Microsoft Word – 3547 Assignment 4.docx
3547 Assignment 4
This assignment uses Deep Q Learning to enable you to build an agent that will learn to play
WumpusWorld from experience interacting with your Environment code from Assignment 1. The
algorithm we will use is DQN with a replay buffer and target network. A code example that is a good
start for what you will need can be found at
https://github.com/DeepReinforcementLearning/DeepReinforcementLearningInAction/blob/master/Ch
apter%203/Ch3_book.ipynb. This example is for a simpler GridWorld than WumpusWorld but has all of
the key elements you’ll need. It uses PyTorch for the deep neural net, which you can either use, or if
you prefer, convert to an equivalent TensorFlow network.
Instructions
1) Create a new agent called DeepQAgent. The agent’s belief state will need to include the following
features1:
a) A 4 x 4 array with 1 where the agent is (0 everywhere else)
b) A set of 4 indicator variables representing the agent’s orientation
c) A 4 x 4 array with 1 everywhere the agent has visited (else 0)
d) A 4 x 4 array with 1 everywhere a Stench has been detected (else 0)
e) A 4 x 4 array with 1 everywhere a Breeze has been detected (else 0)
f) A Boolean which is True if the agent has the Gold
g) A Boolean which is True if the agent perceives a Glitter
h) A Boolean which is True is the agent has the arrow (i.e. has not used it)
i) A Boolean which is True if the agent has ever heard a Scream
2) Replace the environment and agent in the example code with yours and modify the neural net to
use this larger list of features. The gridworld in the example code only has walls2 (W), pits (P) and a
goal (+) so it is much simpler than WumpusWorld. It also has 4 move direction actions and the only
state is the agent’s location vs. 6 WumpusWorld actions and state features as above.

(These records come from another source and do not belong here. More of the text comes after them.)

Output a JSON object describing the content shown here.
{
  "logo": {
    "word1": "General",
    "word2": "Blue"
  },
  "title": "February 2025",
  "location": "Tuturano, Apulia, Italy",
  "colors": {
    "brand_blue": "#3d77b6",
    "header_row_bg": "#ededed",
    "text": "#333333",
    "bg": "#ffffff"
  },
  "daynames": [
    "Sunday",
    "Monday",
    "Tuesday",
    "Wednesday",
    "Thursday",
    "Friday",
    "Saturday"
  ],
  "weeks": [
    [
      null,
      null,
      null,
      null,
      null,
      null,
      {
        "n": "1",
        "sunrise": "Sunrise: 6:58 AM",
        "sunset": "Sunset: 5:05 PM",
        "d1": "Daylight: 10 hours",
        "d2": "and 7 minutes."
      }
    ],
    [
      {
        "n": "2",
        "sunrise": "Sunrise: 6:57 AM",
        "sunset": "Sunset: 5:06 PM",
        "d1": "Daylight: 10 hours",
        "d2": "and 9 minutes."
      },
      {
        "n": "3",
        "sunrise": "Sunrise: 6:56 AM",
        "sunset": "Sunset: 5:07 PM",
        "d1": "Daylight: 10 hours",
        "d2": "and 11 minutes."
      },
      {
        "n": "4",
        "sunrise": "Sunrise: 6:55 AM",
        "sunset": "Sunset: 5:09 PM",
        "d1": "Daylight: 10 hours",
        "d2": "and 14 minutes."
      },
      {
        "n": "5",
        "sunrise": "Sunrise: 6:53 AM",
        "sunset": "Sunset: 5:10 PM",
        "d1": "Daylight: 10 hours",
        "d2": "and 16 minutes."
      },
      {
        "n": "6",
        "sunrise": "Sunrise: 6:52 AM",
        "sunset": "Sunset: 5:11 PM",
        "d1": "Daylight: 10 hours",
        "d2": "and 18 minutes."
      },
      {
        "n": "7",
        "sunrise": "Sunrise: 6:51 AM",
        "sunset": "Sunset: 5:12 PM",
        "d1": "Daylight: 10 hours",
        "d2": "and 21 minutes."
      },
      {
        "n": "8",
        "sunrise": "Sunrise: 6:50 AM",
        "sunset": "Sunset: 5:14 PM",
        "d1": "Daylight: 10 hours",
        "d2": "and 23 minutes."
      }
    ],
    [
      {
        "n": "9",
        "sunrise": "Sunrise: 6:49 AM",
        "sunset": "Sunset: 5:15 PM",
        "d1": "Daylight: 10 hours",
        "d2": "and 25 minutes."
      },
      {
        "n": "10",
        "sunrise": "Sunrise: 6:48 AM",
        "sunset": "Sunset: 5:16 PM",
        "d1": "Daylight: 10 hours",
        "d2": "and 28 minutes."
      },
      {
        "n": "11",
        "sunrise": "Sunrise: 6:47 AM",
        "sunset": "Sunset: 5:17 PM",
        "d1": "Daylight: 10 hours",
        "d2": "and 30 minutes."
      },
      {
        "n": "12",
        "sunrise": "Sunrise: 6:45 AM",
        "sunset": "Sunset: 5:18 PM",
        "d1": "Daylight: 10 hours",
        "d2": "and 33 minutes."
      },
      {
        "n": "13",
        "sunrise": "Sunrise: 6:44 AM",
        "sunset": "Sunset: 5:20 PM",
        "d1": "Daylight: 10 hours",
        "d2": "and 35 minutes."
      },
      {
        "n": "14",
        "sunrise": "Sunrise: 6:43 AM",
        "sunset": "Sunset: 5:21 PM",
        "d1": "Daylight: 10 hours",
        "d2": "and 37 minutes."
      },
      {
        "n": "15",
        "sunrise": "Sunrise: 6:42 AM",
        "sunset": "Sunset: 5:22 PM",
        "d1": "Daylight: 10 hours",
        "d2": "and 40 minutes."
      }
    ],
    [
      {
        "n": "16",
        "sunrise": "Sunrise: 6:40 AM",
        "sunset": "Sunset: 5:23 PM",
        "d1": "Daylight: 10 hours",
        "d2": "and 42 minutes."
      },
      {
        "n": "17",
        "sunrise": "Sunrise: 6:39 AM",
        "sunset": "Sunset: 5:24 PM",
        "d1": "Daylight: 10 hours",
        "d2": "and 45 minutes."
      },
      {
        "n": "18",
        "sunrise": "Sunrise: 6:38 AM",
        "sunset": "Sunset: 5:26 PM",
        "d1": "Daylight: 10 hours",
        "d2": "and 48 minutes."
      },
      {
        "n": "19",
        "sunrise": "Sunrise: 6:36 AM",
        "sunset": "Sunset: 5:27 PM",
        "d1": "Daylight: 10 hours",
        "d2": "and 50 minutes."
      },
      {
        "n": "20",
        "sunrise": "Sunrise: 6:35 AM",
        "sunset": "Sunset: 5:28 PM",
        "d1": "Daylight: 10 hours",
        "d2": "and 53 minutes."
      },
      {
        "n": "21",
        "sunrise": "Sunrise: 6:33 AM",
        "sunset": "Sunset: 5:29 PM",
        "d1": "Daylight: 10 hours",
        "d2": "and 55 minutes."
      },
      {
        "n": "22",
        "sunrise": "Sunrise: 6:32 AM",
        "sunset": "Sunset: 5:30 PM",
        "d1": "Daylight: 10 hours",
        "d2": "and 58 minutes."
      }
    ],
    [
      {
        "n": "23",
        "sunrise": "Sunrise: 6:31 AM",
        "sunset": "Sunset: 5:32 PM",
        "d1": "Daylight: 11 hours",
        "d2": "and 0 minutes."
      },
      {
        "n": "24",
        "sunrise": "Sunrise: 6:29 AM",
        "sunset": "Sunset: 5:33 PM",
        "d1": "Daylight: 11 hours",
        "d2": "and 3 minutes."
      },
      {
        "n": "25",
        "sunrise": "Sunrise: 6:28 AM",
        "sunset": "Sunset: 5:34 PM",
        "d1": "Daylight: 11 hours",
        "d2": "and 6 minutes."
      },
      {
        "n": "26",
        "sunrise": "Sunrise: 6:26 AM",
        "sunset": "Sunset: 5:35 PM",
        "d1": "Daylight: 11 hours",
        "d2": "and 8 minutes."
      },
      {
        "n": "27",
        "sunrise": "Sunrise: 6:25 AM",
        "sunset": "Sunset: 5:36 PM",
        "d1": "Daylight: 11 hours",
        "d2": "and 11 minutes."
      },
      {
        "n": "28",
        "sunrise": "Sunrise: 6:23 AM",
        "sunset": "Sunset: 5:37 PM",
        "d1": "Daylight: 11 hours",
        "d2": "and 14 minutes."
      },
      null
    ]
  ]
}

3) Since the game has a built-in -1 penalty for each action and is episodic there is no requirement for a
discount factor (gamma) but you may find empirically that having one is helpful.
4) You want to use the version of the example code labelled Listing 3.7. This is the code that has both
the replay buffer and the target network DQN extensions.
5) You will need to experiment with the size of the net (depth and width). The size of the first layer will
need to match the size of the input (4 * 16 + 4 + 4 = 72) and the size of the output should be 6 to
produce a Q value over the 6 possible actions. One architecture that seems to work is
72/512/128/128/128/6.
6) Use an epsilon-greedy policy to select the action during training.
7) If the agent ever finds itself in a state it has already been in during the same episode, it is in a loop in
the state graph and should be terminated with the usual -1,000 penalty.
1 or equivalent representations that can be mapped to these features for input to the neural net
2 Remember that W in the code means wall, not Wumpus.
8) Be careful to be sure that your environment is working correctly so that the training episode data
are correct.
9) When your agent has been trained, run it for 1,000 episodes and add up its total score.
Extensions for the Project
If you would like to do an extension of Assignment 4 as your project, here are some ideas:
1) Add a 3×3 convolutional input and train the net to play on grids that are other than 4×4.
2) Try different depths/widths of neural nets and compare their performance.
3) Reduce the agent state so that it doesn’t know what its location or orientation is but does know its
history of moves and when it received a Bump. (This one is much more difficult to train and may
require an RNN to provide some short-term memory rather than making the state space a lot larger
and to deal with the fact that the list of percepts will vary in length from episode to episode).
4) Similar to 3, remove the feature that keeps track of where the agent has previously been but again
provide the history of moves and when it received a Bump. Also challenging.
5) Use your ProbAgent as a Critic to train an Actor-Critic agent. Compare the training time to the
DQNAgent’s.
6) Try removing the feature that keeps track of whether the agent has the arrow available or not and
see how much it degrades the agent’s performance.
7) Try implementing a different algorithm such as a Policy Gradient method.